The procedure to make this vegan pasta salad is very simple. All you need to do is boil and drain the pasta, drain a can of chickpeas, and slice the tomatoes, broccoli, and onion.
I made a special olive & parsley pesto to coat this salad that can be made easily in a food processor. If you don’t have a food processor, you can also make the pesto by chopping the parsley and olives until they are finely minced.
This recipe makes a large quantity, so if making the full recipe, you’ll want to have a large bowl or container that you can fit in the fridge. If making for only one person, you can adjust the recipe using the slider to scale it down by half or more.
You can pack this vegan pasta salad into meal prep containers to bring it along for lunches to school or work. It’s a good filling lunch that sneaks protein and fresh veggies into your day.

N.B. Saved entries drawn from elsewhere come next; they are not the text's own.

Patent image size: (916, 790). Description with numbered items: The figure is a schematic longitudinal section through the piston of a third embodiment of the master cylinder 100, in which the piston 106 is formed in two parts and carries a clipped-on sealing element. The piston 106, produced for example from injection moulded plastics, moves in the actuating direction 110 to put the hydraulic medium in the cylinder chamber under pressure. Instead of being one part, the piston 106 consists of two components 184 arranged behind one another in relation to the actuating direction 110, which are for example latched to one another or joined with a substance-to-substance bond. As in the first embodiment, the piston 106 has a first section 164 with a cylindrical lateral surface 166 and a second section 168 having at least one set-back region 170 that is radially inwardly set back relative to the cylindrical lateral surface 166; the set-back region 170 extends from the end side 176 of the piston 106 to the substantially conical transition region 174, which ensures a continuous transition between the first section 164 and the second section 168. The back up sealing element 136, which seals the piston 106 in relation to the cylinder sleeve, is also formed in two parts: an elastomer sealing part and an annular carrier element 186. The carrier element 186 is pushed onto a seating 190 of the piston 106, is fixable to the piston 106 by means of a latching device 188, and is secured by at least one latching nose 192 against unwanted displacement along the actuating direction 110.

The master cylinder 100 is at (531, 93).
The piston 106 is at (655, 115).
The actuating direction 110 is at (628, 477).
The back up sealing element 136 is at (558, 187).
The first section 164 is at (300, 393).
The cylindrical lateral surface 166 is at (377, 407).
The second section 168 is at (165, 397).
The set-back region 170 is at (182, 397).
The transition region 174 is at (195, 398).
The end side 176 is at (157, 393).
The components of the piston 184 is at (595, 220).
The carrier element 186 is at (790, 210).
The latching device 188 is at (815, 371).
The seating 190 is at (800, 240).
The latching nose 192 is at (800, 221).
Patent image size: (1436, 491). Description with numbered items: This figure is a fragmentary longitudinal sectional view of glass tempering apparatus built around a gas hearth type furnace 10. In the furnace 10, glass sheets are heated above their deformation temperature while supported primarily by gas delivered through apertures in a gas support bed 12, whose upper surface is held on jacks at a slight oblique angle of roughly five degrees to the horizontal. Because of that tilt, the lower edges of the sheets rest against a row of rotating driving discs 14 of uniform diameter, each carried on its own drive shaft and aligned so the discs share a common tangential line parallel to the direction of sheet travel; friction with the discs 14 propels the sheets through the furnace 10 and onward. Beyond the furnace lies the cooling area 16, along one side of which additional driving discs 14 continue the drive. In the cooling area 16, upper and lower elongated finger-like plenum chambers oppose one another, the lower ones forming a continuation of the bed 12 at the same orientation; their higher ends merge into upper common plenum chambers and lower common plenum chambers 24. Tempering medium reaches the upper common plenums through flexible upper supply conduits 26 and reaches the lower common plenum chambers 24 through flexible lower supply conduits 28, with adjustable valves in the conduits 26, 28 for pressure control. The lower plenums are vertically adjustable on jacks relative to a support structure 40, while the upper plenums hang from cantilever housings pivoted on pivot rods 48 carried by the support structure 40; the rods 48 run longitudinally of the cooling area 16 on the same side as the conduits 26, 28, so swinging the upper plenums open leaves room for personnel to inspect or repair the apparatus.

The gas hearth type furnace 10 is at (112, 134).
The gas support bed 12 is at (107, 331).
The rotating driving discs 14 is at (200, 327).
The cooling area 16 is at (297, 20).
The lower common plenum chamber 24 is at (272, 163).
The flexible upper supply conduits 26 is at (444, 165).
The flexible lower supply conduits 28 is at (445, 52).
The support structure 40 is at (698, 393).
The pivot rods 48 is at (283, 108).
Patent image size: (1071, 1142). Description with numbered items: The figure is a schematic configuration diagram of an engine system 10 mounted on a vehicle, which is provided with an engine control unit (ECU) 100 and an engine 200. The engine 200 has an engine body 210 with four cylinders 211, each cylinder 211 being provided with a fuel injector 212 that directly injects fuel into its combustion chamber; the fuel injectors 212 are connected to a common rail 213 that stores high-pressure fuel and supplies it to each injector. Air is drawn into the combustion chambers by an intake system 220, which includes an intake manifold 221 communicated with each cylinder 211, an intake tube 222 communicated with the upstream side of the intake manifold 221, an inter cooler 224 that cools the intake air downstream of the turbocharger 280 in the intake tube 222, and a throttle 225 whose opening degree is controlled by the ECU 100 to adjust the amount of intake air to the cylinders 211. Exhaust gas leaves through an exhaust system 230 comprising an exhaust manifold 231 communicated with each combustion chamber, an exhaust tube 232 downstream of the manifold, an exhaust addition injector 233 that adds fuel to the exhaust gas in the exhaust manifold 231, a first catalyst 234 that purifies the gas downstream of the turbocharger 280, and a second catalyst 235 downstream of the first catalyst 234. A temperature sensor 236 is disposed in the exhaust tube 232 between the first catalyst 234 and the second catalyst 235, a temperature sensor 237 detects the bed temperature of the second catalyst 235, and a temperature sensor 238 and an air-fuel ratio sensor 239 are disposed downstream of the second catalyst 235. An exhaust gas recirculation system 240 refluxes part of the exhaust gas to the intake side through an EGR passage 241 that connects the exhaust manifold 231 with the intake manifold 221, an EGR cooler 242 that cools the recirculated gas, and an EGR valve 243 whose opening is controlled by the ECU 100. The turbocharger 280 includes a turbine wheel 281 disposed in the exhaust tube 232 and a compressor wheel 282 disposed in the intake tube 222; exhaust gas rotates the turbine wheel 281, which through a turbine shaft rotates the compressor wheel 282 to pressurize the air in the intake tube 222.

I used canned olives to make the pesto. You can use whole, sliced, or chopped black olives.
Vegan Pasta Salad
- 16 ounces pasta cooked – bowties or fusili work well
- 1 cup broccoli chopped finely
- 1/2 cup red onion sliced thinly
- 1/2 cup cherry tomatoes halved
- 15 oz (1 can) chickpeas rinsed & drained
- 1 Tbsp apple cider vinegar (other vinegar ok)
- salt & pepper to taste
For The Pesto
- 1/2 cup parsley
- 1/4 cup black olives
- 1 tsp garlic minced
- 1 tsp oregano
- 1/4 cup olive oil
- Cook pasta according to package instructions, slice veggies, and rinse & drain chickpeas.
- In a food processor, combine parsley, olives, garlic, and oregano and process until fine. Slowly add olive oil while processor is running.
- In a large bowl, toss cooked pasta with veggies and pesto. Season with salt & pepper to taste. Chill, covered, for at least 30 minutes before serving.
- After 1-2 days you can add another teaspoon or so of apple cider vinegar if desired.